There isn't any surface water visible, but there is enough seeping water to support these trees.  This water supported the Cahuilla tribe for centuries.  In a clearing beyond the trees stands this split boulder with deeply worn mortars.
The Cahuilla didn't live among the palm trees, because they are very flammable.  They lived in thatched huts and came here daily for water and did their chores here. The surrounding landscape is a jumble of boulders which eroded from the heavily fissured monzogranite bedrock.  Generally, smaller boulders rest on larger ones.

 However, we see some boulders suggesting alteration by humans, such as this propped boulder.
Here it looks like someone worked away the top of the lower boulder, leaving small supports for the upper boulder.  Close by is what looks like an effigy of a snake.
The "smile" continues to the other side.  In native mythology, the snake was the guardian of springs and water. This picture always reminds me of the plumed serpent carvings of Mesoamerica.   Undoubtedly there was a great deal of cultural exchange, as petroglyphs of macaws and horned snakes are common in the Southwest. There are no petroglyphs here since the granite is not suitable for artwork.

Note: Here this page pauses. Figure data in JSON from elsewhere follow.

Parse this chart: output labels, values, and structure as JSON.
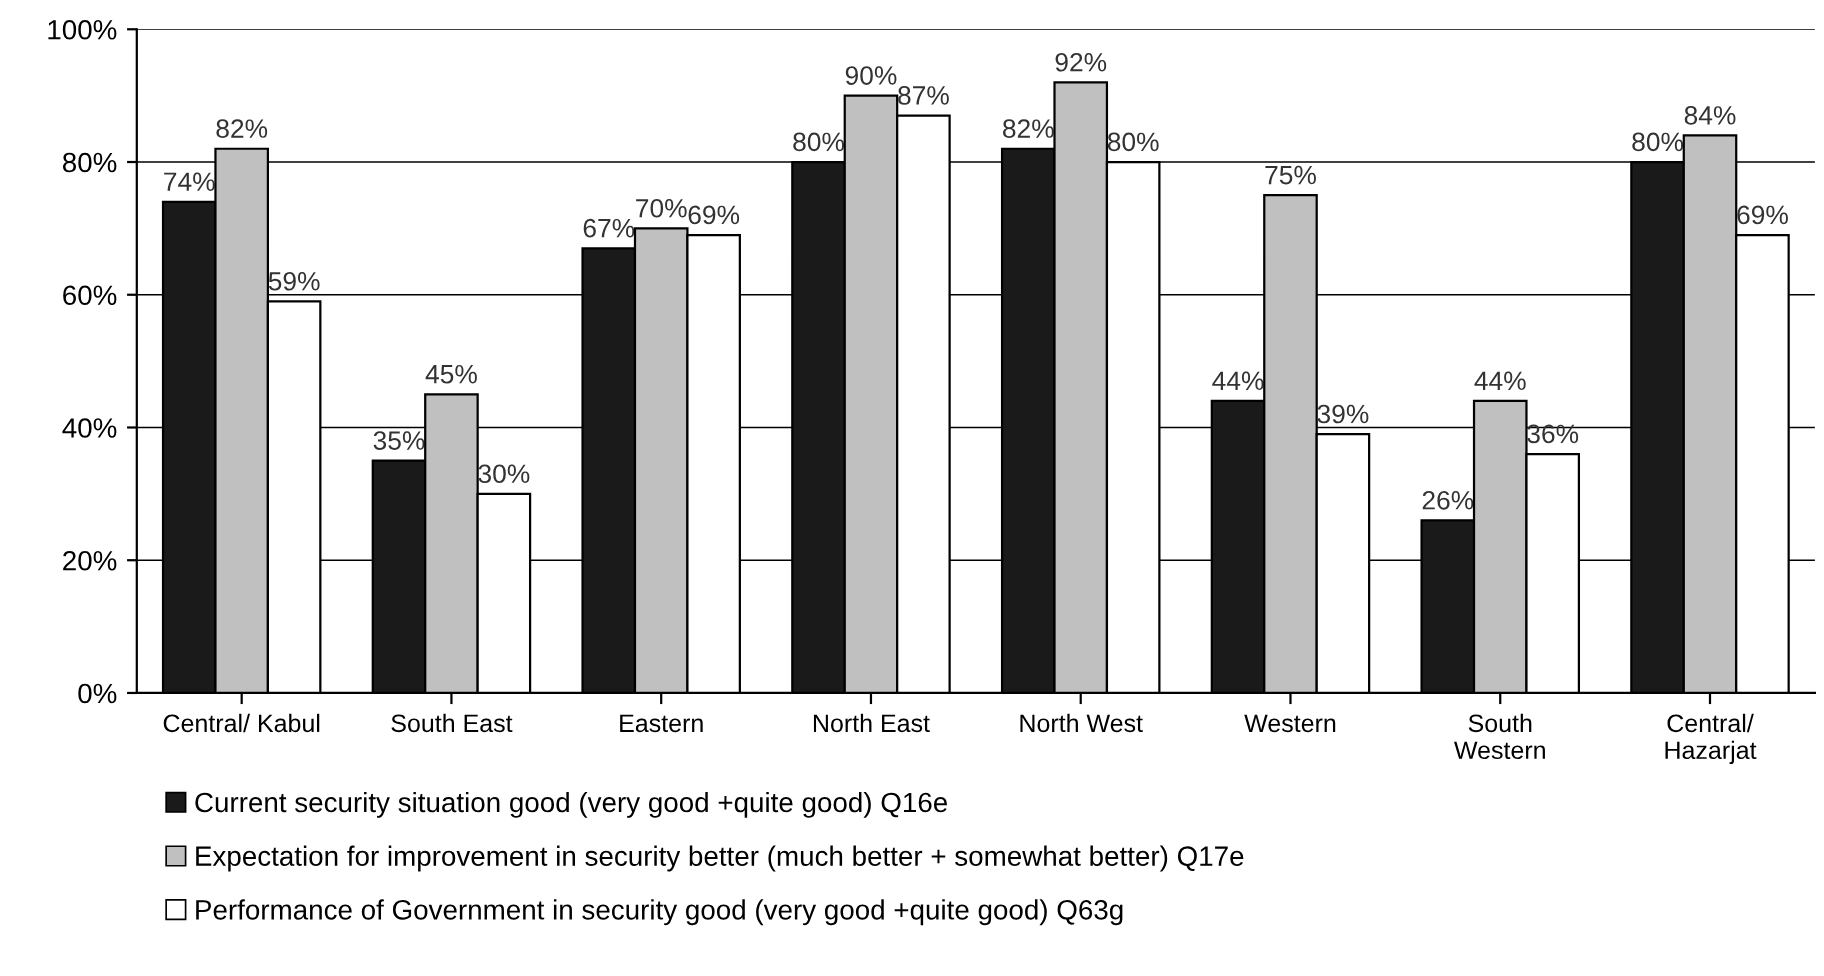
{
  "chart_data": {
    "type": "bar",
    "categories": [
      "Central/ Kabul",
      "South East",
      "Eastern",
      "North East",
      "North West",
      "Western",
      "South\nWestern",
      "Central/\nHazarjat"
    ],
    "series": [
      {
        "name": "Current security situation good (very good +quite good) Q16e",
        "color": "#1a1a1a",
        "values": [
          74,
          35,
          67,
          80,
          82,
          44,
          26,
          80
        ],
        "value_labels": [
          "74%",
          "35%",
          "67%",
          "80%",
          "82%",
          "44%",
          "26%",
          "80%"
        ]
      },
      {
        "name": "Expectation for improvement in security better (much better + somewhat better) Q17e",
        "color": "#c0c0c0",
        "values": [
          82,
          45,
          70,
          90,
          92,
          75,
          44,
          84
        ],
        "value_labels": [
          "82%",
          "45%",
          "70%",
          "90%",
          "92%",
          "75%",
          "44%",
          "84%"
        ]
      },
      {
        "name": "Performance of Government in security good (very good +quite good) Q63g",
        "color": "#ffffff",
        "values": [
          59,
          30,
          69,
          87,
          80,
          39,
          36,
          69
        ],
        "value_labels": [
          "59%",
          "30%",
          "69%",
          "87%",
          "80%",
          "39%",
          "36%",
          "69%"
        ]
      }
    ],
    "ylim": [
      0,
      100
    ],
    "yticks": [
      {
        "value": 0,
        "label": "0%"
      },
      {
        "value": 20,
        "label": "20%"
      },
      {
        "value": 40,
        "label": "40%"
      },
      {
        "value": 60,
        "label": "60%"
      },
      {
        "value": 80,
        "label": "80%"
      },
      {
        "value": 100,
        "label": "100%"
      }
    ],
    "grid": "y",
    "legend": "bottom"
  }
}
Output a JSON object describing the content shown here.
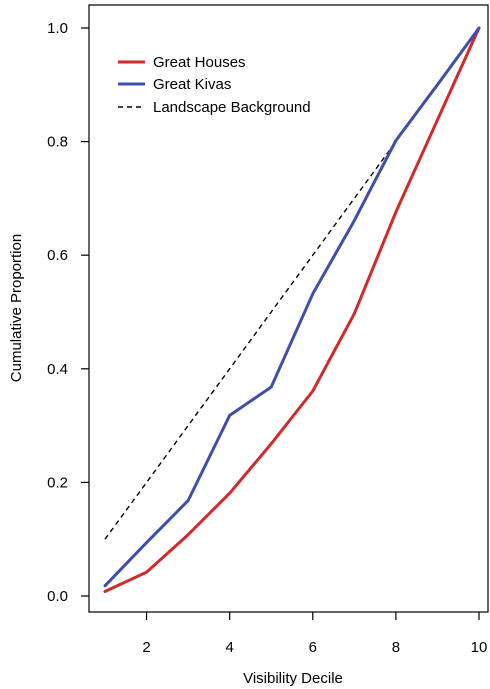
{
  "chart_data": {
    "type": "line",
    "xlabel": "Visibility Decile",
    "ylabel": "Cumulative Proportion",
    "xlim": [
      1,
      10
    ],
    "ylim": [
      0,
      1
    ],
    "x_ticks": [
      2,
      4,
      6,
      8,
      10
    ],
    "x_tick_labels": [
      "2",
      "4",
      "6",
      "8",
      "10"
    ],
    "y_ticks": [
      0,
      0.2,
      0.4,
      0.6,
      0.8,
      1
    ],
    "y_tick_labels": [
      "0.0",
      "0.2",
      "0.4",
      "0.6",
      "0.8",
      "1.0"
    ],
    "grid": false,
    "legend_position": "top-left",
    "x": [
      1,
      2,
      3,
      4,
      5,
      6,
      7,
      8,
      9,
      10
    ],
    "series": [
      {
        "name": "Great Houses",
        "color": "#d02a2a",
        "style": "solid",
        "values": [
          0.008,
          0.042,
          0.108,
          0.181,
          0.268,
          0.361,
          0.497,
          0.676,
          0.838,
          1.0
        ]
      },
      {
        "name": "Great Kivas",
        "color": "#3f4fa8",
        "style": "solid",
        "values": [
          0.018,
          0.094,
          0.168,
          0.318,
          0.368,
          0.532,
          0.661,
          0.802,
          0.9,
          1.0
        ]
      },
      {
        "name": "Landscape Background",
        "color": "#000000",
        "style": "dashed",
        "values": [
          0.1,
          0.2,
          0.3,
          0.4,
          0.5,
          0.6,
          0.7,
          0.8,
          0.9,
          1.0
        ]
      }
    ]
  }
}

     This massive split boulder stands across from the snake effigy.
There aren't many split boulders at Joshua Tree.
After a little more hiking, we notice this strange outcrop on the left.
It looks like a horse, but the Cahuilla didn't have horses.  Perhaps it was a deer or other animal. Even if it is just a natural formation, there is something deliberate about it, especially with the stone placed on top of the head. A little further is this strange comma-shaped stone atop an outcrop. This shape appears again later along the trail
This boulder was stacked deliberately.
It's a  larger rock on a narrower base, and turned at an angle. Further along the trail, another propped boulder.
I see disk-shaped "feet", suggesting the  rock was carved.
Finally the trail reaches a small hill above a wash.  A massive structure overlooks the wash, the left boulder having the same comma shape as the smaller stone seen previously. These unusual shapes suggest the boulders were sculpted.
Maybe this is supposed to look like two animals mating, or be a doorway.
Nearby is what looks like the Cahuilla version of a manitou.
If this rock split naturally, where is the other half?  There are no obvious carvings on the face.
This seems to be the end of the effigies, and time for a leisurely, if rather hot, walk back to Cottonwood Springs through some bold scenery.